L’aquaphobie ou la peur panique de l’eau

Martine est une jeune femme qui vit près de la mer, dans le sud de la France. Depuis 3 ans et suite à un traumatisme, elle ne parvient plus à s’immerger dans l’eau. La simple pensée de se retrouver éclaboussée l’angoisse au plus haut point. Rien qu’à l’idée de pouvoir recevoir quelques gouttes d’eau, sa gorge se noue, son cœur s’accélère, elle se retrouve en sueur avec l’impression qu’elle va mourir. De même, lorsque Martine se douche, elle évite de se mouiller le visage et se lave le plus rapidement possible. Elle ne va plus jamais à la plage et surtout elle ne parvient plus à accompagner ses jeunes enfants à la mer, ni même à la piscine, ce qui complique sérieusement son existence et celle de ses proches.

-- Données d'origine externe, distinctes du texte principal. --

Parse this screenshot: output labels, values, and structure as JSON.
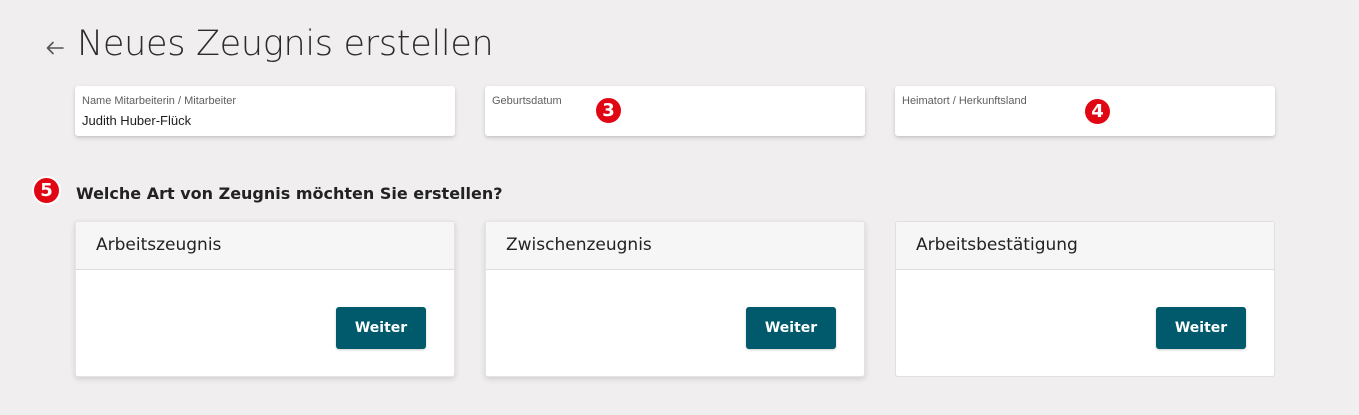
{
  "header": {
    "title": "Neues Zeugnis erstellen",
    "back_icon": "arrow-left-icon"
  },
  "fields": [
    {
      "label": "Name Mitarbeiterin / Mitarbeiter",
      "value": "Judith Huber-Flück"
    },
    {
      "label": "Geburtsdatum",
      "value": ""
    },
    {
      "label": "Heimatort / Herkunftsland",
      "value": ""
    }
  ],
  "markers": {
    "m3": "3",
    "m4": "4",
    "m5": "5",
    "color": "#e10613"
  },
  "question": "Welche Art von Zeugnis möchten Sie erstellen?",
  "cards": [
    {
      "title": "Arbeitszeugnis",
      "button": "Weiter"
    },
    {
      "title": "Zwischenzeugnis",
      "button": "Weiter"
    },
    {
      "title": "Arbeitsbestätigung",
      "button": "Weiter"
    }
  ],
  "colors": {
    "accent": "#005a6b",
    "background": "#f0eeef",
    "marker": "#e10613"
  }
}
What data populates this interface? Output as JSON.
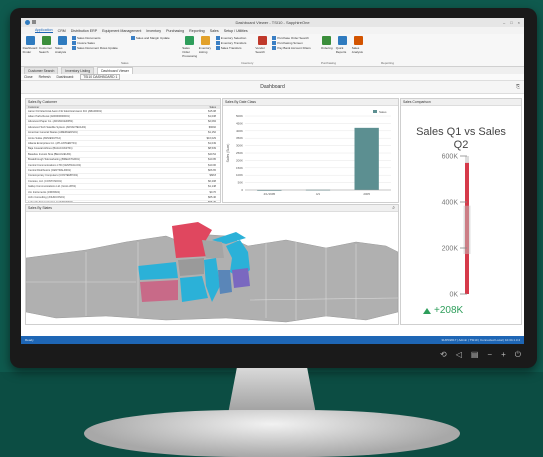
{
  "app": {
    "title": "Dashboard Viewer - TSI10 - SapphireOne",
    "window_controls": [
      "–",
      "□",
      "×"
    ]
  },
  "menu": {
    "items": [
      "Application",
      "CRM",
      "Distribution ERP",
      "Equipment Management",
      "Inventory",
      "Purchasing",
      "Reporting",
      "Sales",
      "Setup / Utilities"
    ],
    "active": "Application"
  },
  "ribbon": {
    "buttons": [
      {
        "label": "Dashboard Finder",
        "icon": "dashboard-icon",
        "color": "#2f7bbf"
      },
      {
        "label": "Customer Search",
        "icon": "customer-icon",
        "color": "#3b8e3b"
      },
      {
        "label": "Sales Analysis",
        "icon": "sales-icon",
        "color": "#2f7bbf"
      }
    ],
    "list1": [
      "Sales Documents",
      "Invoice Sales",
      "Sales Document Rows Update"
    ],
    "list1b": [
      "Sales and Margin Update"
    ],
    "sales_caption": "Sales",
    "buttons2": [
      {
        "label": "Sales Order Processing",
        "icon": "order-icon",
        "color": "#2e9e5b"
      },
      {
        "label": "Inventory Listing",
        "icon": "inventory-icon",
        "color": "#e2a12a"
      }
    ],
    "list2": [
      "Inventory Selection",
      "Inventory Transfers",
      "Sales Transfers"
    ],
    "inventory_caption": "Inventory",
    "buttons3": [
      {
        "label": "Vendor Search",
        "icon": "vendor-icon",
        "color": "#c0392b"
      }
    ],
    "list3": [
      "Purchase Order Search",
      "Purchasing Screen",
      "Pay Bank Account Filters"
    ],
    "purchasing_caption": "Purchasing",
    "buttons4": [
      {
        "label": "Ordering",
        "icon": "ordering-icon",
        "color": "#3b8e3b"
      },
      {
        "label": "Quick Reports",
        "icon": "reports-icon",
        "color": "#2f7bbf"
      },
      {
        "label": "Sales Analysis",
        "icon": "analysis-icon",
        "color": "#d35400"
      }
    ],
    "reporting_caption": "Reporting"
  },
  "tabs": [
    {
      "label": "Customer Search",
      "selected": false
    },
    {
      "label": "Inventory Listing",
      "selected": false
    },
    {
      "label": "Dashboard Viewer",
      "selected": true
    }
  ],
  "toolstrip": [
    "Close",
    "Refresh",
    "Dashboard:",
    "TSI10 DASHBOARD 1"
  ],
  "dashboard": {
    "title": "Dashboard"
  },
  "customers_panel": {
    "title": "Sales By Customer",
    "col_customer": "Customer",
    "col_sales": "Sales",
    "rows": [
      {
        "name": "Aaron Fitz Electrical Aaron Fitz Electrical Aaron Fitz (ABA00001)",
        "sales": "$15.08"
      },
      {
        "name": "Adam Parfa Renat (AD0000000001)",
        "sales": "$1,038"
      },
      {
        "name": "Advanced Paper Co. (ADVANCEDP01)",
        "sales": "$2,084"
      },
      {
        "name": "Advanced Tech Satellite System (ADVANTECH01)",
        "sales": "$6092"
      },
      {
        "name": "American General Skates (AMERGENS01)",
        "sales": "$1,152"
      },
      {
        "name": "Annie Sutka (ANNIESUTKA)",
        "sales": "$16,029"
      },
      {
        "name": "Atlanta Enterprises Inc. (ATLANTAENT01)",
        "sales": "$1,049"
      },
      {
        "name": "Baja Coastal Airlines (BAJACOAST01)",
        "sales": "$8,539"
      },
      {
        "name": "Beaulieu Investo Sina (BEAULIEU01)",
        "sales": "$40.54"
      },
      {
        "name": "Breakthrough Telemarketing (BREAKTHR01)",
        "sales": "$10.95"
      },
      {
        "name": "Central Communications LTD (CENTRALC01)",
        "sales": "$10.06"
      },
      {
        "name": "Central Distributors (CENTRALD001)",
        "sales": "$06.65"
      },
      {
        "name": "Contemporary Computers (CONTEMPO01)",
        "sales": "$68.8"
      },
      {
        "name": "Contoso, Ltd. (CONTOSO01)",
        "sales": "$6,208"
      },
      {
        "name": "Gallup Communications Ltd. (GALLUP01)",
        "sales": "$1,148"
      },
      {
        "name": "Jim Instruments (JIMINS01)",
        "sales": "$0.76"
      },
      {
        "name": "John Consulting (JOHNCON01)",
        "sales": "$65.46"
      },
      {
        "name": "Lakeside Telemarketing (LAKESIDE01)",
        "sales": "$55.45"
      }
    ]
  },
  "chart_panel": {
    "title": "Sales By Date Class"
  },
  "chart_data": {
    "type": "bar",
    "categories": [
      "4/1/1995",
      "4/1",
      "2005"
    ],
    "values": [
      400,
      2000,
      420000
    ],
    "ylabel": "Sales (Sum)",
    "yticks": [
      "0",
      "50K",
      "100K",
      "150K",
      "200K",
      "250K",
      "300K",
      "350K",
      "400K",
      "450K",
      "500K"
    ],
    "ylim": [
      0,
      500000
    ],
    "legend": "Sales",
    "legend_placement": "top-right",
    "grid": true,
    "bar_color": "#5c8f91"
  },
  "kpi_panel": {
    "title": "Sales Comparison",
    "heading": "Sales Q1 vs Sales Q2",
    "ticks": [
      "600K",
      "400K",
      "200K",
      "0K"
    ],
    "value": "+208K",
    "delta_fraction": 0.35,
    "accent": "#d63a4a",
    "up_color": "#2e9e5b"
  },
  "map_panel": {
    "title": "Sales By States",
    "highlight_colors": [
      "#e0475f",
      "#2bb1d8",
      "#5a86b8",
      "#c86a88",
      "#7a68c0"
    ]
  },
  "statusbar": {
    "left": "Ready",
    "right": "31/05/2017 | Admin | TSI10 | Connected Local | 10.34.1.3.4"
  },
  "osd": [
    "⟲",
    "◁",
    "▤",
    "−",
    "+",
    "⏻"
  ]
}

Martine reconnaît que cette peur est excessive. Elle est consciente du caractère anormal de son trouble et des conséquences qu’il a sur sa vie quotidienne et celle de sa famille. Mais elle n’arrive pas à le contrôler. Elle pense que la seule manière d’éviter l’angoisse ressentie au contact de l’eau et les attaques de panique comme elle a pu connaître est l’évitement de tous contacts avec l’eau.

Quels sont les symptômes de cette peur panique de l’eau ou aquaphobie ?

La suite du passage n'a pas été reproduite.